In many jails, the coronavirus pandemic has resulted in canceled group activities, increased sanitizing practices, health screening and temperature checks for new inmates and guards. But even with these changes, social distancing isn't realistic for many inmates and guards. Dining, showering and recreation are all communal activities. Bigger jails house inmates in shared pods, and smaller jails may only have one or two large cells where inmates are grouped together.
"I'm most worried about the small jails," Deitch says. "They have fewer opportunities to separate people who are ill, they have less well-developed health care systems, and they don't tend to be in communities that have the medical resources to deal with a bad outbreak."
Deitch says that for many jails, Purell is contraband, and inmates don't have access to cleaning supplies to clean their bunks.

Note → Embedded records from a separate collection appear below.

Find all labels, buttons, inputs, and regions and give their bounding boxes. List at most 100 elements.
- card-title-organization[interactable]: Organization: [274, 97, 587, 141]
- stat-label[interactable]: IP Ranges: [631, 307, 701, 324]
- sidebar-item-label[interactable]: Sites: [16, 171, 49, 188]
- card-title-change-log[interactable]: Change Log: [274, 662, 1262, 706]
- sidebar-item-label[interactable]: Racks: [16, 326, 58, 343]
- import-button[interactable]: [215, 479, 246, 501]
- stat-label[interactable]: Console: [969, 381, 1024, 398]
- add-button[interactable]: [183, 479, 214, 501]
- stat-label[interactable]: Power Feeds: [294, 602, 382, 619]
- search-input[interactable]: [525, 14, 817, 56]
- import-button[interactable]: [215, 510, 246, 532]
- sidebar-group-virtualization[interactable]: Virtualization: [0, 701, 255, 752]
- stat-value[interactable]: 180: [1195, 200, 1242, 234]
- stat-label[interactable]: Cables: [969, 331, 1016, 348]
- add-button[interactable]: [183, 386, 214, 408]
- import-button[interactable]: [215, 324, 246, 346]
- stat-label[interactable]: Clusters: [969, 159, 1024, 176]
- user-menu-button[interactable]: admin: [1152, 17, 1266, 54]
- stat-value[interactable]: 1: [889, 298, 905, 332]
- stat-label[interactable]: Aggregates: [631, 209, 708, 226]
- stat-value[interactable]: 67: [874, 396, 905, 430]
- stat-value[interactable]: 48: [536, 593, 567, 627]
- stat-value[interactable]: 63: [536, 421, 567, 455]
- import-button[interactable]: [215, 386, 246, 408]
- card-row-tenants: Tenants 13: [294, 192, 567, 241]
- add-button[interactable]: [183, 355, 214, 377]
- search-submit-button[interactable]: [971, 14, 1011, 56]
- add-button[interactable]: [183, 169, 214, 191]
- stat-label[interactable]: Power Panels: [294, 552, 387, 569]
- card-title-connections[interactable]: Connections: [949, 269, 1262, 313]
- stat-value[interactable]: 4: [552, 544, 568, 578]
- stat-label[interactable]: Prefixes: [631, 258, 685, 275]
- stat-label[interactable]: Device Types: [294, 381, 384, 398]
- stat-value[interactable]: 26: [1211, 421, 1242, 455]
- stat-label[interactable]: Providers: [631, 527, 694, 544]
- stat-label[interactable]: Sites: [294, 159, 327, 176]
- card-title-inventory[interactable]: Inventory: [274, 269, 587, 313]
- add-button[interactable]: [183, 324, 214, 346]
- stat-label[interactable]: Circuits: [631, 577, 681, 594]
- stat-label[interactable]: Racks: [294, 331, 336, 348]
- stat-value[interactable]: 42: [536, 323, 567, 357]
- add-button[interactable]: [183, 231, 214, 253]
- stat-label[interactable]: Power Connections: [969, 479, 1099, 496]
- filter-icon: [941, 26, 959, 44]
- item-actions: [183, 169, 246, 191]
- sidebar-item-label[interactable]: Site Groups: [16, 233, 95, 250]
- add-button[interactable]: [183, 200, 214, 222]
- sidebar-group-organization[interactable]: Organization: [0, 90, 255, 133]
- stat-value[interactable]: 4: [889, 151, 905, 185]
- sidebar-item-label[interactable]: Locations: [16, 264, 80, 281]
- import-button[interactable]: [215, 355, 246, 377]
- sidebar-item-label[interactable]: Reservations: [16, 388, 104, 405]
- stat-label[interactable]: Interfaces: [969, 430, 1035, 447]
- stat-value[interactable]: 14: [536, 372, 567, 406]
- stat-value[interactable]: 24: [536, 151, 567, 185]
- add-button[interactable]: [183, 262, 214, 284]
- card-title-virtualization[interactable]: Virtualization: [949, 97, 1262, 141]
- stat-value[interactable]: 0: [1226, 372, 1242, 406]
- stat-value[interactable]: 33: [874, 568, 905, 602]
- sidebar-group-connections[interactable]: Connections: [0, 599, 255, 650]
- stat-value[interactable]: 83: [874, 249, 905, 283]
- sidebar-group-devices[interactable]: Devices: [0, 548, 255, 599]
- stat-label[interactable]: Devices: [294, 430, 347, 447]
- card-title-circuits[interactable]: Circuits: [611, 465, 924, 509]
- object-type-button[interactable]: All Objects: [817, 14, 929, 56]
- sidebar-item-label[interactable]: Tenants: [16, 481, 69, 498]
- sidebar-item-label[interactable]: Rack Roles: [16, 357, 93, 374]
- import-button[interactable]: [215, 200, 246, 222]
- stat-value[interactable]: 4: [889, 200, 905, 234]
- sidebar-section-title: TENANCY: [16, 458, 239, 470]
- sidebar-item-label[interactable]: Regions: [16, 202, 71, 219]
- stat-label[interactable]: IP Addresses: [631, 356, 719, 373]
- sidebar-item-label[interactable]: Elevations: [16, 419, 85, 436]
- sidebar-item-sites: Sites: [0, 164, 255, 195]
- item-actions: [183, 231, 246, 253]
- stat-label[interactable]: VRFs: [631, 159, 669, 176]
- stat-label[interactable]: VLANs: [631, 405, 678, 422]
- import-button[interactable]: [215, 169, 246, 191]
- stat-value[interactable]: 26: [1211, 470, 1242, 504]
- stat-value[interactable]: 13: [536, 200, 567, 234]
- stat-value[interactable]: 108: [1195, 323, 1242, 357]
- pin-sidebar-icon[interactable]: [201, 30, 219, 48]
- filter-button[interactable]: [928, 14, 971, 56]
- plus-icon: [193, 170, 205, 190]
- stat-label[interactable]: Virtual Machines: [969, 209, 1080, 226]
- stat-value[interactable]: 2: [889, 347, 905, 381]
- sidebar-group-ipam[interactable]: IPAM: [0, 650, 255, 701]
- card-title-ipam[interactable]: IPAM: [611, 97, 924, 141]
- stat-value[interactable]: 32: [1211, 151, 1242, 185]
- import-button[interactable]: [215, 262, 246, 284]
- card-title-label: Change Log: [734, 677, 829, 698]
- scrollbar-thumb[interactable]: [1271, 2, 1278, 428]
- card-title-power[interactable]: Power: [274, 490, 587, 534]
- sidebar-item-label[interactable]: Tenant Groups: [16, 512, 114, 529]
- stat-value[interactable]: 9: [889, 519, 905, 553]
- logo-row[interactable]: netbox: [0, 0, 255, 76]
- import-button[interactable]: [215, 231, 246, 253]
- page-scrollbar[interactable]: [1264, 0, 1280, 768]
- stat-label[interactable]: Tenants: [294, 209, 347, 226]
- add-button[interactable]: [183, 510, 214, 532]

On top of that, jails hold a population that is more medically vulnerable than the general population.
"Most people who are incarcerated in jails tend to have a slew of medical problems," Deitch says.
National statistics show jail inmates are significantly more likely to have chronic conditions like asthma or diabetes than the general population. They're more likely to have a history of substance abuse, smoking and inconsistent or inadequate health care. Meanwhile, the quality of health care inside a jail varies widely, Deitch says, and even the best jail health systems in the state struggle to meet every day needs under normal circumstances.
"That's why this is such a desperate situation, and there's such a need to reduce those populations as much as possible," Deitch says.
That, she says, requires every player in the justice system working together.